Nvidia is introducing a new top-of-the-line chip for AI work, the HGX H200. The new GPU upgrades the wildly in demand H100 with 1.4x more memory bandwidth and 1.8x more memory capacity, improving its ability to handle intensive generative AI work.
The big question is whether companies will be able to get their hands on the new chips or whether they’ll be as supply constrained as the H100 — and Nvidia doesn’t quite have an answer for that. The first H200 chips will be released in the second quarter of 2024, and Nvidia says it’s working with “global system manufacturers and cloud service providers” to make them available. Nvidia spokesperson Kristin Uchiyama declined to comment on production numbers.
The H200 appears to be substantially the same as the H100 outside of its memory. But the changes to its memory make for a meaningful upgrade. The new GPU is the first to use a new, faster memory spec called HBM3e. That brings the GPU’s memory bandwidth to 4.8 terabytes per second, up from 3.35 terabytes per second on the H100, and its total memory capacity to 141GB up from the 80GB of its predecessor.
“The integration of faster and more extensive HBM memory serves to accelerate performance across computationally demanding tasks including generative AI models and [high-performance computing] applications while optimizing GPU utilization and efficiency,” Ian Buck, Nvidia’s VP of high-performance computing products, said in a video presentation this morning.

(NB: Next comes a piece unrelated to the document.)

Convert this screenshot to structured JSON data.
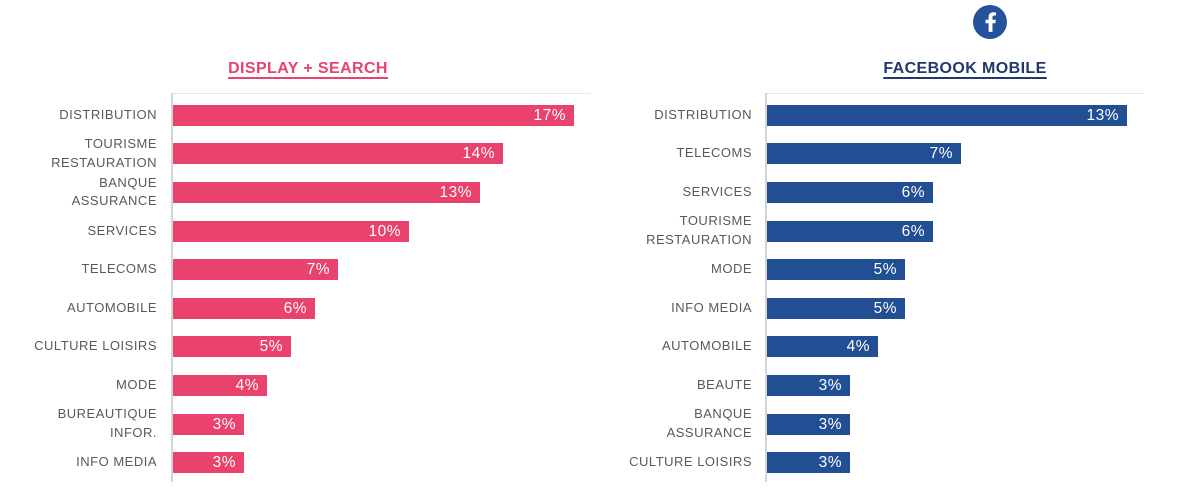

The H200 is also built to be compatible with the same systems that already support H100s. Nvidia says cloud providers won’t need to make any changes as they add H200s into the mix. The cloud arms of Amazon, Google, Microsoft, and Oracle will be among the first to offer the new GPUs next year.
Once they launch, the new chips are sure to be expensive. Nvidia doesn’t list how much they cost, but CNBC reports that the prior-generation H100s are estimated to sell for anywhere between $25,000 to $40,000 each, with thousands of them needed to operate at the highest levels. Uchiyama said pricing is set by Nvidia’s partners.
Nvidia’s announcement comes as AI companies remain desperately on the hunt for its H100 chips. Nvidia’s chips are seen as the best option for efficiently processing the huge quantities of data needed to train and operate generative image tools and large language models. The chips are valuable enough that companies are using them as collateral for loans. Who has H100s is the subject of Silicon Valley gossip, and startups have been working together just to share any access to them at all.
Uchiyama said that the H200’s debut won’t impact production of the H100. “You’ll see us add overall supply throughout the year and we are continuing to purchase supply for the long term,” Uchiyama wrote in an email to The Verge.
Next year is shaping up to be a more auspicious time for GPU buyers. In August, the Financial Times reported that Nvidia was planning to triple its production of the H100 in 2024. The goal was to produce up to 2 million of them next year, up from around 500,000 in 2023. But with generative AI just as explosive today as it was at the beginning of the year, the demand may only be greater — and that’s before Nvidia threw an even hotter new chip in the mix.
Update November 13th 4:35PM ET: Added additional information from Nvidia spokesperson Kristin Uchiyama.